Ткнула сигаретой в дно пепельницы.
— Что, тоже слишком буржуазен?
— Вы бывали у него дома?…
— Да. И не вижу в этом ничего предосудительного. Так чем же вам не угодил Руди?
— Он ведет себя слишком нервно.
— У вас есть серьезные основания?
— Я закинул удочку, и он — дернулся. Хотя мог просто встретиться со мной.
— Этого недостаточно для окончательных выводов.
— Все неприятности начались после того, как он возглавил отряд. Вспомните Цви.
Щелчок зажигалки. Струйка серого дыма. Пристальные холодные глаза.
— А мне вы доверяете?
Улыбнулся.
— Я и себе доверяю лишь раз в месяц!
Поднялась. Прошла мимо Марка к секретеру.
Приторно-сладкий запах духов. Открыла ящичек, протянула Марку лист бумаги.
— Что это?
— Банковский код. Я нашла его у нашей служанки Христи. По-видимому, случайно завалился за белье. Она была любовницей Феодора. Христя умерла две недели назад в родах. Перед смертью покаялась Мине, что это она убила во время пьяной ссоры Феодора. И сказала, что те самые бумаги, которые он дал ей на сохраненье, спрятала у него в доме.
— Какой бурный роман! Действительно, были документы…
— Так вы знаете?
— Оказался однажды случайным свидетелем… И впрямь, похоже на код. Банк. Номер ячейки… Только очень уж далеко. Цюрих!
— Ничего. Доберутся, если надо.
— Не сомневаюсь. Только вот — кто? Вряд ли ячейка открыта на предъявителя… Это слишком опасно… Ладно, будет время — разберемся!
Сложил листок, засунул в нагрудный карман.
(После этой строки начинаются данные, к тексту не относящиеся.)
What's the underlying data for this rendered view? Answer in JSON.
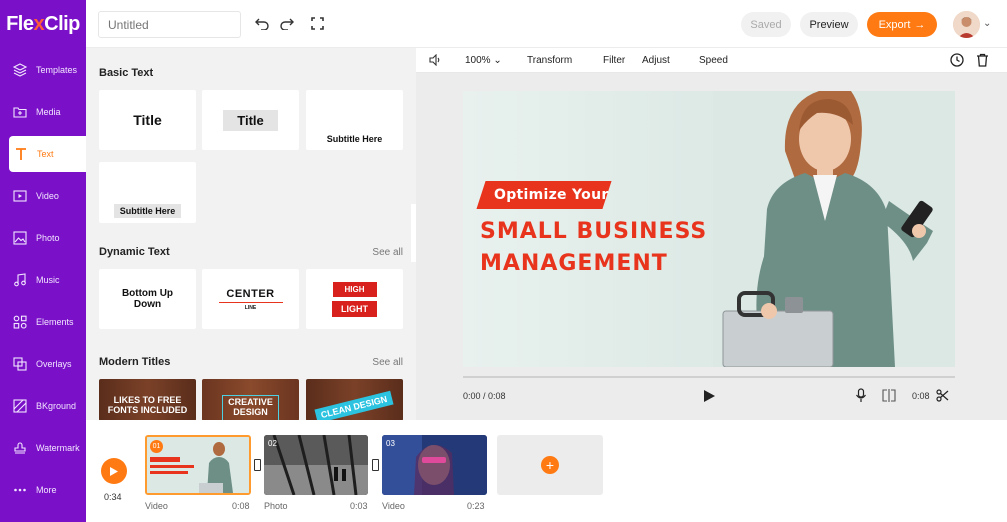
{
  "logo": {
    "text_main": "Fle",
    "text_accent": "x",
    "text_rest": "Clip"
  },
  "topbar": {
    "title_placeholder": "Untitled",
    "saved_label": "Saved",
    "preview_label": "Preview",
    "export_label": "Export"
  },
  "sidebar": {
    "items": [
      {
        "label": "Templates",
        "icon": "layers-icon"
      },
      {
        "label": "Media",
        "icon": "folder-icon"
      },
      {
        "label": "Text",
        "icon": "text-icon"
      },
      {
        "label": "Video",
        "icon": "video-icon"
      },
      {
        "label": "Photo",
        "icon": "photo-icon"
      },
      {
        "label": "Music",
        "icon": "music-icon"
      },
      {
        "label": "Elements",
        "icon": "elements-icon"
      },
      {
        "label": "Overlays",
        "icon": "overlays-icon"
      },
      {
        "label": "BKground",
        "icon": "background-icon"
      },
      {
        "label": "Watermark",
        "icon": "stamp-icon"
      },
      {
        "label": "More",
        "icon": "more-icon"
      }
    ],
    "active": "Text"
  },
  "panel": {
    "basic_text": {
      "heading": "Basic Text",
      "cards": [
        "Title",
        "Title",
        "Subtitle Here",
        "Subtitle Here"
      ]
    },
    "dynamic_text": {
      "heading": "Dynamic Text",
      "see_all": "See all",
      "cards": [
        {
          "line1": "Bottom Up",
          "line2": "Down"
        },
        {
          "line1": "CENTER",
          "line2": "LINE"
        },
        {
          "line1": "HIGH",
          "line2": "LIGHT"
        }
      ]
    },
    "modern_titles": {
      "heading": "Modern Titles",
      "see_all": "See all",
      "cards": [
        {
          "line1": "LIKES TO FREE",
          "line2": "FONTS INCLUDED"
        },
        {
          "line1": "CREATIVE",
          "line2": "DESIGN"
        },
        {
          "line1": "CLEAN DESIGN",
          "line2": ""
        }
      ]
    }
  },
  "toolbar": {
    "zoom": "100%",
    "transform": "Transform",
    "filter": "Filter",
    "adjust": "Adjust",
    "speed": "Speed"
  },
  "canvas": {
    "headline_small": "Optimize Your",
    "headline_line1": "SMALL BUSINESS",
    "headline_line2": "MANAGEMENT"
  },
  "player": {
    "current": "0:00 / 0:08",
    "duration": "0:08"
  },
  "timeline": {
    "total": "0:34",
    "clips": [
      {
        "num": "01",
        "type": "Video",
        "duration": "0:08"
      },
      {
        "num": "02",
        "type": "Photo",
        "duration": "0:03"
      },
      {
        "num": "03",
        "type": "Video",
        "duration": "0:23"
      }
    ]
  },
  "colors": {
    "brand_purple": "#7a10c8",
    "accent_orange": "#ff7a12",
    "headline_red": "#e8341c"
  }
}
(Мина отбросила книгу, подошла к окну. Как одиноко и холодно в осеннем Иерусалиме! Проехала машина, ослепив фарами; в прозрачно-звонком воздухе — обрывок разговора, стихающий цокот каблучков, словно вздуваются и лопаются пузыри на поверхности ночи. И где-то там, в комнате у рынка, этот человек… Так и не решилась зайти к нему… Села в кресло, снова потянулась за книгой).
— Только вот не могу понять…
— Что?
Опустилась на диван, плотно сдвинув ноги, выпрямив спину.
— Не понимаю… Вам-то зачем все это нужно?
— Что вы имеете в виду?
— Зачем вам участвовать в наших делах? Не хватает острых ощущений?
— Напряглась, нервно сжала пальцы рук — так, что проступили белые пятна.